7. How to protect yourself going forward
Prevention is far easier than cleanup. These habits will make you a much harder target:
- Review every EOB your insurance sends. Even if you think you know what it’s for, check the date of service, provider name, and charges. Flag anything you don’t recognize within 60 days.
- Keep a log of every medical visit. A simple note in your phone—date, provider, reason for visit—gives you a reference to check bills against.
- Never give insurance information over the phone unless you initiated the call to a number you trust.
- Shred medical paperwork before discarding. EOBs, bills, and insurance cards all contain information scammers can use.
- Monitor your credit reports. Check AnnualCreditReport.com at least annually. Medical debts over $500 can still appear on credit reports after the 2023 CFPB rule changes.
- Use your insurance portal. Most insurers let you see claims in real-time. Check it monthly to catch unauthorized use of your benefits early.
- Request an annual summary from your primary care provider listing all visits and referrals. Compare it against your insurance claims to spot discrepancies.
Frequently asked questions
How common are medical billing scams?
Medical billing fraud costs Americans an estimated $2.7 billion per year according to the FTC. The FBI estimates that healthcare fraud overall exceeds $100 billion annually. Scams spike after major data breaches and during open enrollment periods when consumers expect to receive medical paperwork.
What is the difference between a billing scam and a billing error?
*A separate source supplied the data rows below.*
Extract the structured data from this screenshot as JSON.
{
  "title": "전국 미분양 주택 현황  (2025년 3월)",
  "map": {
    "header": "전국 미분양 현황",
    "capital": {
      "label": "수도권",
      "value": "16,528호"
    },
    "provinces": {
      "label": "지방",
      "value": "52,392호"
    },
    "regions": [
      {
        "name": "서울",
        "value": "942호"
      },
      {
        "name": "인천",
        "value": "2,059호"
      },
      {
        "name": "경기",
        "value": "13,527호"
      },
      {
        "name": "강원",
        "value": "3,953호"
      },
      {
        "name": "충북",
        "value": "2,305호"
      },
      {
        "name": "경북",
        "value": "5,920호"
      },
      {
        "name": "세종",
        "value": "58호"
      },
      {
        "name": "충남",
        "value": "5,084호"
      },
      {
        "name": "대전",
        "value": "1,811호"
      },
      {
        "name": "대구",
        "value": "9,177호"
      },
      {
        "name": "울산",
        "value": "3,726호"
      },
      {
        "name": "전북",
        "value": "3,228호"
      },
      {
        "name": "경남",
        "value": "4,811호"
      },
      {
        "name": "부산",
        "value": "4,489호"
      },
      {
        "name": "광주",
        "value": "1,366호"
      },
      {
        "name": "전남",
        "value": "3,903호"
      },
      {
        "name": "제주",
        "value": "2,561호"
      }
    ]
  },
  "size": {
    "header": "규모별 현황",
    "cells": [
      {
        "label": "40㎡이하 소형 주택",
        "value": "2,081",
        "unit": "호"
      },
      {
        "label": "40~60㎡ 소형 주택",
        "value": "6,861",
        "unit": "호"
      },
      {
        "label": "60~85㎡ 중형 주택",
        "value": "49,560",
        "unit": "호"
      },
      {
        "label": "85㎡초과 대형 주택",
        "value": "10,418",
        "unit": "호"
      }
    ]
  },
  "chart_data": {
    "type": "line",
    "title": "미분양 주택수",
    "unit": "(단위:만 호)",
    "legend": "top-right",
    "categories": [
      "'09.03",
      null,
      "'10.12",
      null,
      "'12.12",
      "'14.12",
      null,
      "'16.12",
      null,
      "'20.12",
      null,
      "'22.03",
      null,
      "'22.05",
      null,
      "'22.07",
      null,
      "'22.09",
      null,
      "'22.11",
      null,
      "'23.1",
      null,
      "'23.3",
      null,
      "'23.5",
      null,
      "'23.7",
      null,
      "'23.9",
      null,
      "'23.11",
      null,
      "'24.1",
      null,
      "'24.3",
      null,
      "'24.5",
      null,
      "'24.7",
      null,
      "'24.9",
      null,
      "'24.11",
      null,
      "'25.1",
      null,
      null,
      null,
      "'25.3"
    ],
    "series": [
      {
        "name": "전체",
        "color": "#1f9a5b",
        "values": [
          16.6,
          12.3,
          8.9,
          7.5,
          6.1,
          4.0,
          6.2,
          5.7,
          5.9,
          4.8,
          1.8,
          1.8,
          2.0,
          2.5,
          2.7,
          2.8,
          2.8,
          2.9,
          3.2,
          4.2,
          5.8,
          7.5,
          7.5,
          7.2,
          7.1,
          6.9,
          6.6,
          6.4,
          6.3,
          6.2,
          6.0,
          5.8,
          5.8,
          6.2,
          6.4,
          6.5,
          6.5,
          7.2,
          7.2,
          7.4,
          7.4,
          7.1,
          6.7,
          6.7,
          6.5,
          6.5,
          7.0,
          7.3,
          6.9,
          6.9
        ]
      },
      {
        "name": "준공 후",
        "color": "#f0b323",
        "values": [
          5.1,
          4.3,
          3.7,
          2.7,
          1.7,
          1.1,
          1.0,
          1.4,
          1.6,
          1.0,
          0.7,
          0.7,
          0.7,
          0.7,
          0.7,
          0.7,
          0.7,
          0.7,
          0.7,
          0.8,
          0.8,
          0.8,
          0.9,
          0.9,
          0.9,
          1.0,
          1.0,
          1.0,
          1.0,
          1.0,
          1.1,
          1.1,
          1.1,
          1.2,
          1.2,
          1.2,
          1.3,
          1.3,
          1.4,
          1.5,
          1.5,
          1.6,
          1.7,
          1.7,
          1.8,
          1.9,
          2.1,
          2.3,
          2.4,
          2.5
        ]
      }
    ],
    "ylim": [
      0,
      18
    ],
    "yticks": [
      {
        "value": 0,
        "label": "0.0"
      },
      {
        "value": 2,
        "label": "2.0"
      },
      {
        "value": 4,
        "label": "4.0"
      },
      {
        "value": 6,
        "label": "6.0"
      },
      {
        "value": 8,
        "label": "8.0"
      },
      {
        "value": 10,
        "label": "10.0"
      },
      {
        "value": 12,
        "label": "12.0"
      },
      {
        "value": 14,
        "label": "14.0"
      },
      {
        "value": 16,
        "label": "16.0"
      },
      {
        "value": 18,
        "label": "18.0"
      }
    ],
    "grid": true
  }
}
A billing error comes from a real provider you actually visited and involves mistakes like duplicate charges, upcoding, or incorrect patient information. A scam involves a fake bill from someone pretending to be a provider, or a bill for services you never received. If the provider is real and you had an appointment, start by requesting an itemized bill to check for errors.
What should I do if I receive a suspicious medical bill?
Do not pay it. First, check your insurance EOB to see if the service was actually filed. Call your provider directly using the number from your own records—not the number on the suspicious bill. If the bill is fake, file a complaint with the FTC at ReportFraud.ftc.gov, file a police report, and place a fraud alert on your credit reports.
Can scammers send me to collections for a fake medical bill?
Scammers cannot send legitimate collection actions, but they may impersonate collection agencies to pressure you into paying. Under the FDCPA, you have the right to request debt validation within 30 days of first contact. A legitimate collector must provide the original creditor name, amount owed, and your right to dispute.
How do I protect myself from medical billing identity theft?
Review every EOB your insurance sends. Check your credit reports annually at AnnualCreditReport.com. Never share your insurance ID or Social Security number over the phone unless you initiated the call. Request a copy of your medical records yearly to look for treatments you didn’t receive. If you suspect identity theft, contact your insurer’s fraud department immediately.